Plusieurs confirmations : Peaky Blinders, sur un gang de Birmingham au début du XXème siècle, est toujours aussi belle et réussie. Mr Robot, la bombe de l’année dernière, était attendue au tournant mais est pleinement parvenue à continuer sur sa lancée ; c’est probablement la série qui demande le plus d’attention et de vigilance, mais elle est aussi ô combien gratifiante. Better Call Saul est de plus en plus un franc succès, dans la droite ligne de Breaking Bad (je crois que je l’ai déjà dit, mais si vous n’avez pas vu Breaking Bad considérez vous chanceux d’avoir un putain de chef d’œuvre à découvrir et mettez vous y sitôt cette note terminée, vous me remercierez), alors même qu’un de ses visages emblématiques s’apprête à faire son retour. Enfin, deux comédies sortent du lot : Bojack Horseman, toujours aussi drôle et douce-amère, dont l’épisode sous-marin est épatant, et Atlanta, par et avec Donald Glover (aka Childish Gambino, aka Troy de Community) ; fou, déstabilisant et intelligent.

top2016-suiteIl y a d’autres très grands moments : cet épisode centré sur le personnage d’Edgar dans You’re The Worst (qui est passionnante dans son traitement de la dépression, du deuil et du stress post-traumatique – dis comme ça ça peut faire bizarre pour une comédie, mais c’est aussi souvent très drôle) ; une scène absolument fabuleuse dans Veep impossible à décrire sans spoiler (salle de réunion, Mike, j’en dis pas plus) qui m’a collé un énorme fou rire, les fins de saison de Black Mirror, Game of Thrones et Westworld, et les chouettes délires que constituent les lancements réussis de Preacher, Dirk Gently, Braindead et The Good Place, autant de bonnes surprises de l’année sur lesquelles vous pouvez foncer les yeux fermés.

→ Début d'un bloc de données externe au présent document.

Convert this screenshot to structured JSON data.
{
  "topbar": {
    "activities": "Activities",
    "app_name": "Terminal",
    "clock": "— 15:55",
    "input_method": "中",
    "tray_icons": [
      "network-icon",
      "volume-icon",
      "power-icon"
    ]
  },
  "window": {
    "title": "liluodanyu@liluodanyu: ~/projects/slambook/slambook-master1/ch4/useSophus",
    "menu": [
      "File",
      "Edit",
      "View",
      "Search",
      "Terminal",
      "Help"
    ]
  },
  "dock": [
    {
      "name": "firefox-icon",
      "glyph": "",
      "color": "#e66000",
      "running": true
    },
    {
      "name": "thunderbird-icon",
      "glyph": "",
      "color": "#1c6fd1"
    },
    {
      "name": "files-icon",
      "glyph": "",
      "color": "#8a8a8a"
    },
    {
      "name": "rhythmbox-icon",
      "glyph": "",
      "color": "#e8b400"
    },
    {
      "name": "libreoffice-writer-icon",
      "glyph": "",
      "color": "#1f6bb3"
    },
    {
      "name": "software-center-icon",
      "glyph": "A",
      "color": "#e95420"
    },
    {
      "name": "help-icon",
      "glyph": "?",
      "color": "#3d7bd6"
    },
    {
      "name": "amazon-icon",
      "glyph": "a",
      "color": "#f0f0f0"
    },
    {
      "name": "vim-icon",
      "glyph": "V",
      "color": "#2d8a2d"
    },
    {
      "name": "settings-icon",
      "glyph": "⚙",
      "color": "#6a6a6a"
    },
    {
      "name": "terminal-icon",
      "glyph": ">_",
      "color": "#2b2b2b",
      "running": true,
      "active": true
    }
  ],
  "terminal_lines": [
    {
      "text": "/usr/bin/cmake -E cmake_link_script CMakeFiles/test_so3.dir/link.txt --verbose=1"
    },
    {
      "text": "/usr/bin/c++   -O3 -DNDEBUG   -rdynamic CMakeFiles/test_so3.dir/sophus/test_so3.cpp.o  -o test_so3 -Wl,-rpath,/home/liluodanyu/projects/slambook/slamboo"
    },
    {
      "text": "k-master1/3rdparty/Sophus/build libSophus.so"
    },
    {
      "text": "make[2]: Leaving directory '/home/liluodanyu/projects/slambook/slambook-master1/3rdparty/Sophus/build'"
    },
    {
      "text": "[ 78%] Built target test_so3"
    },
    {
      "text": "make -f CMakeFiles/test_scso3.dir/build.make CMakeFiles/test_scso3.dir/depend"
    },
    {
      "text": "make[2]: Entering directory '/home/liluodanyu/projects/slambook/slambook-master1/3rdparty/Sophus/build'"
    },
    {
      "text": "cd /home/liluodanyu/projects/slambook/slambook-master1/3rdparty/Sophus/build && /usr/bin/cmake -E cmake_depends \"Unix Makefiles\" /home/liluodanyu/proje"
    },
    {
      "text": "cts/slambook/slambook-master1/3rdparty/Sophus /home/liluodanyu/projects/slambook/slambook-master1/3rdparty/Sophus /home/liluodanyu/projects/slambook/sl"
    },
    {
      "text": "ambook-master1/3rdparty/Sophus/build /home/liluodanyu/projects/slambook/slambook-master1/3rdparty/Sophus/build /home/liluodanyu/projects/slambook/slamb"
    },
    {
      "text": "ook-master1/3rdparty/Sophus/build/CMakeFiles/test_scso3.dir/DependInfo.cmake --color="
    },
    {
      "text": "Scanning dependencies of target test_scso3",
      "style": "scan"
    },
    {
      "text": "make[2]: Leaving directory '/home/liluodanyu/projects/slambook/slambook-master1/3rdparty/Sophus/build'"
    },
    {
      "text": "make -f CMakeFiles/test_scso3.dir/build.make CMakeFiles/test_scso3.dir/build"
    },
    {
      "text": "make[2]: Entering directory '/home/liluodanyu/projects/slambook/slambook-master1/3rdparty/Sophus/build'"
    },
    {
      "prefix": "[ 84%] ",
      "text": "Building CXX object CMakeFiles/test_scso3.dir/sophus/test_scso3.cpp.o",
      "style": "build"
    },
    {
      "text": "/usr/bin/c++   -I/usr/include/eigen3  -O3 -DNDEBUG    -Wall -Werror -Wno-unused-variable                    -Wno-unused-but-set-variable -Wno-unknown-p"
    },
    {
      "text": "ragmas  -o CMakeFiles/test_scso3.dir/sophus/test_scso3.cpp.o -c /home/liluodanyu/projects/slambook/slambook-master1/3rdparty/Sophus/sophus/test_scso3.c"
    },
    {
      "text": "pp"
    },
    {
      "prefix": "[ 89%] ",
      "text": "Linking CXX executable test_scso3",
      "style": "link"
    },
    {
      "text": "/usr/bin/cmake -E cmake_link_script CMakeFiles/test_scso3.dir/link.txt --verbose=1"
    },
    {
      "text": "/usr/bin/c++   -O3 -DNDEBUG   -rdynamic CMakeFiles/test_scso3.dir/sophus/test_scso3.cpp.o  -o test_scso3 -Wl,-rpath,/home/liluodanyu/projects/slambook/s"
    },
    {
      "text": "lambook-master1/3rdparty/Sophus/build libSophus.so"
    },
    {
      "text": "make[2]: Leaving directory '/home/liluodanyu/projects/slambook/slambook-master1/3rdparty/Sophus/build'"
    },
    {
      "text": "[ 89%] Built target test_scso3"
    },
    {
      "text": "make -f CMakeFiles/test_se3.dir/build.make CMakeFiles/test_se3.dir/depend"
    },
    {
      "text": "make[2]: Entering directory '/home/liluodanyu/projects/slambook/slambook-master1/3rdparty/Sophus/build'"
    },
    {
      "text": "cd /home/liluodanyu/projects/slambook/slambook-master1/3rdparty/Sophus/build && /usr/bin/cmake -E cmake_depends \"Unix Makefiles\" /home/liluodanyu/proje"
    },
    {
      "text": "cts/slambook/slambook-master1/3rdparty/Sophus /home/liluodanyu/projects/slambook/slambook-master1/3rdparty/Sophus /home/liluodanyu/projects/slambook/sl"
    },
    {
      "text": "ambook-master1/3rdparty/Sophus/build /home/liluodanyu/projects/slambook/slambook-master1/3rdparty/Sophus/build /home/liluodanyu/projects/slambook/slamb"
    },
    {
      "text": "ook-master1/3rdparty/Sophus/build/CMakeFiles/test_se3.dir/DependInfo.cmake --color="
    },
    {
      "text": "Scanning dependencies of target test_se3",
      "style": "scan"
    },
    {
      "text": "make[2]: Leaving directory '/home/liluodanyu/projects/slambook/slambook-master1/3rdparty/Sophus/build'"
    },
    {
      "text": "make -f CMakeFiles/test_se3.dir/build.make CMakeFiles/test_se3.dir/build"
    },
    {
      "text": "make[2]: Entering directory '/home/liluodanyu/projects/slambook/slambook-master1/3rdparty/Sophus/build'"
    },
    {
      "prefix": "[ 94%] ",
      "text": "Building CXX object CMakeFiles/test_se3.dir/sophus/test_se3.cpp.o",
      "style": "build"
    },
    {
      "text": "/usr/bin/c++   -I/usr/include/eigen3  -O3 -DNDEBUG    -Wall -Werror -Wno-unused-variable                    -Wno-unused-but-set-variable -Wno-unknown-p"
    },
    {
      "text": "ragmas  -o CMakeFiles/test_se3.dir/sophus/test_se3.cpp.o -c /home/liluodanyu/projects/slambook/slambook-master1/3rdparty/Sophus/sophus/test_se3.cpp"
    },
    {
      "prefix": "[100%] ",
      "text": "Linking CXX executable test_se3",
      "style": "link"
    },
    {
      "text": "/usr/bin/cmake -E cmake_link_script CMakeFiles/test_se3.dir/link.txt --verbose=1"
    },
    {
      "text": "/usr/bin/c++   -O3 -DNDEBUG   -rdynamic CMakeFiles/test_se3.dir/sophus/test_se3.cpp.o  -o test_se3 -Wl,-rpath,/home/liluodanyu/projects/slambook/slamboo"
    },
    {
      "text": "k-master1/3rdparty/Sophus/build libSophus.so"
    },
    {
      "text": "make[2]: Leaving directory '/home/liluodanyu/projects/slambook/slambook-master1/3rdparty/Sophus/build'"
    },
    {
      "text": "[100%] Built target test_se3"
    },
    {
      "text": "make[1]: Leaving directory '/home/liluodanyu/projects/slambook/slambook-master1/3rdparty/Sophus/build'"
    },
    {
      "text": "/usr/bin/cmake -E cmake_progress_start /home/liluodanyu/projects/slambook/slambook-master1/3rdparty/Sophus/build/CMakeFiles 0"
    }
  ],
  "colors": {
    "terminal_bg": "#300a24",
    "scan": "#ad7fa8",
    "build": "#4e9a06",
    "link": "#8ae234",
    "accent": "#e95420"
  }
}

Je ne les ai pas citées, mais les Stranger Things, Halt and Catch Fire, Masters of Sex, Orange in the New Black, The Man in the High Castle, Baron Noir, Man Seeking Woman et autres High Maintenance sont aussi bien cools.

Les déceptions se comptent finalement sur les doigts d’une main : Vikings se dilue beaucoup trop avec deux fois plus d’épisodes malgré des scènes de baston toujours aussi réussies, South Park s’est effondrée après l’élection de Trump dont on dira à leur décharge qu’ils étaient loin d’être les seuls à ne pas l’avoir vue venir, Orphan Black est inutilement absconse en dépit d’un premier épisode prometteur, et je trouve The Walking Dead vaut surtout pour ses centrics sur des personnages secondaires, à commencer par Morgan et Carol.

Une année série réussie donc, malgré le sentiment lancinant sans doute propre à beaucoup de sériphiles de passer à côté de plein de choses (il y a 450 séries diffusées rien qu’aux Etats-Unis : heureusement qu’il y a des critiques comme Pierre Langlais ou Pierre Sérisier et des sites communautaires comme Spin-Off pour faire son choix), et plein de promesses pour 2017. Avec, en prime, la fin attendue de The Leftovers (sacrée chialade en perspective) et le retour de Fargo, Sherlock et Doctor Who.

Ça m’a pris comme une envie de pisser, mais ça m’aura fait bien plaisir de te recroiser sur ce blog à la périodicité aussi aléatoire que la diffusion de Sherlock, ami lecteur. Je ne m’engage à rien, mais on essaie de se recapter avant 2020.